The values of which are in 1Password as a secure note under the title rm-webhook config (wh.json).

  • embedly is an Embedly API key. This will be used within the CMS to embed JSON data from URLs into the database.
  • server is the URL of the @risd/webhook-open-serer instance. Including the protocal to use, http or https. This will be used to update the elastic search which is used in the CMS, as well as uploaded files to the UPLOADS_BUCKET of the server.
  • firebase is the name of the firebase realtime database being used to back the platform.
  • firebaseAPIKey is the web API key for the firebase project being used to back the platform.
  • domain is the default development domain.
  • generate is the source of the static site generator.

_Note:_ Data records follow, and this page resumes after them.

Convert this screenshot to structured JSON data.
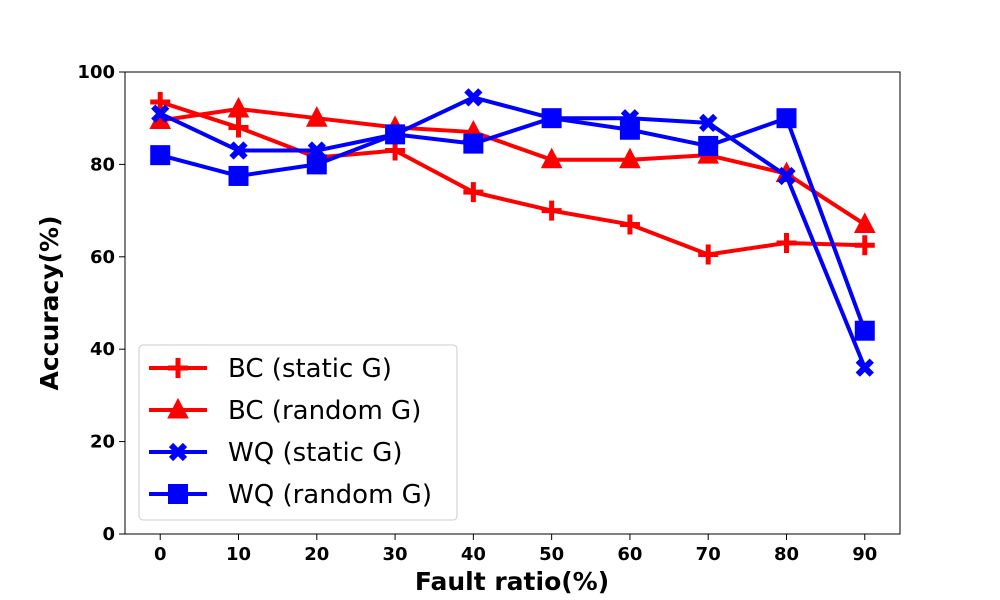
{
  "chart_data": {
    "type": "line",
    "title": "",
    "xlabel": "Fault ratio(%)",
    "ylabel": "Accuracy(%)",
    "x": [
      0,
      10,
      20,
      30,
      40,
      50,
      60,
      70,
      80,
      90
    ],
    "xticks": [
      "0",
      "10",
      "20",
      "30",
      "40",
      "50",
      "60",
      "70",
      "80",
      "90"
    ],
    "yticks": [
      "0",
      "20",
      "40",
      "60",
      "80",
      "100"
    ],
    "xlim": [
      -4.5,
      94.5
    ],
    "ylim": [
      0,
      100
    ],
    "legend_position": "bottom-left",
    "series": [
      {
        "name": "BC (static G)",
        "color": "#ff0000",
        "marker": "plus",
        "values": [
          93.5,
          88,
          81.5,
          83,
          74,
          70,
          67,
          60.5,
          63,
          62.5
        ]
      },
      {
        "name": "BC (random G)",
        "color": "#ff0000",
        "marker": "triangle",
        "values": [
          89.5,
          92,
          90,
          88,
          87,
          81,
          81,
          82,
          78,
          67
        ]
      },
      {
        "name": "WQ (static G)",
        "color": "#0000ff",
        "marker": "x",
        "values": [
          91,
          83,
          83,
          86.5,
          94.5,
          90,
          90,
          89,
          77.5,
          36
        ]
      },
      {
        "name": "WQ (random G)",
        "color": "#0000ff",
        "marker": "square",
        "values": [
          82,
          77.5,
          80,
          86.5,
          84.5,
          90,
          87.5,
          84,
          90,
          44
        ]
      }
    ]
  }
}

This can be a URL to a tarball, or an npm install package string, such as @risd/webhook-generate@^2.2. This will be used to download the base when creating a new site, or updating an existing site.

Usage

rm-wh create {site-name}
rm-wh init {site-name}
rm-wh serve
rm-wh push
rm-wh github
rm-wh github:set {user/repo}
rm-wh github:remove
rm-wh list-sites
rm-wh deploy
rm-wh deploys
rm-wh deploys:set {domain}
rm-wh deploys:remove {domain}
rm-wh map-domain {mask-domain} {content-domain}
rm-wh backup {toFile}
rm-wh restore {fromFile}
rm-wh preset-build
rm-wh preset-build-all
rm-wh reset-keys
rm-wh reset-keys:sites
rm-wh reset-keys:users
rm-wh deploy-static {domain}
rm-wh push-static {domain}
rm-wh update-sites
rm-wh echo-options

rm-wh create

Use this command to create a new website in webhook.

rm-wh create {site-name}

If site-name does not include a top level domain, the domain key from the --configuration flag or default configuration will be used to create a full domain name.

rm-wh init

Use this command from within a webhook site directory. This will run npm install & subsequently prepare the .firebase.conf & pages/cms.html based on files within the libs directory.

rm-wh init {site-name}

If site-name does not include a top level domain, the domain key from the --configuration flag or default configuration will be used to create a full domain name.

rm-wh serve

rm-wh push

rm-wh github

rm-wh github:set

rm-wh github:remove

rm-wh list-sites

rm-wh deploy

rm-wh deploys

rm-wh deploys:set

rm-wh deploys:remove

rm-wh map-domain

rm-wh backup

rm-wh restore

rm-wh preset-build

rm-wh preset-build-all

rm-wh reset-keys

rm-wh reset-keys:sites

rm-wh reset-keys:users

rm-wh deploy-static

rm-wh push-static

rm-wh update-sites

This command can be used to update sites in batch.

Using the github user/repo string defined in management/sites/{site-name}/github

rm-wh update-sites {site-names}

site-names is a string that will get passed into minimatch, along with all of the sites that are owned by the account that is used to log in after issuing this command.

The --generate argument will be used to download a tarball that is used to make the sites from. --generate is expected to be an npm module string such as @risd/webhook-generate, or tarball URL.

For example: rm-wh update-sites '!*edu*' will update all non edu sites. This is useful on RISD webhook, as a way to update all sites that are compatible with the batch uploader. Extra configuration would have to go into making this comptable with the risd-edu repo, since that repo is a mono repo, with one package being a webhook site. This command expects that the git repo's it pulls from are webhook sites at their root.

For each site that is being updated, the current risd.systems generator package semver value, saved in package.json under the key ["risd.systems"]["generate"], will be used to determine which migrations should be applied to the code base. The update-sites process will determine if there are any migrations to apply by comparing the current site generate semver against the update generate semver value. These migrations are functions that modify the code base to align with the update generator version that is being applied to the site. This is useful for capturing updates that occur outside of the scope of the typical site update, which only changes within the libs, tasks, options directories & the package.json.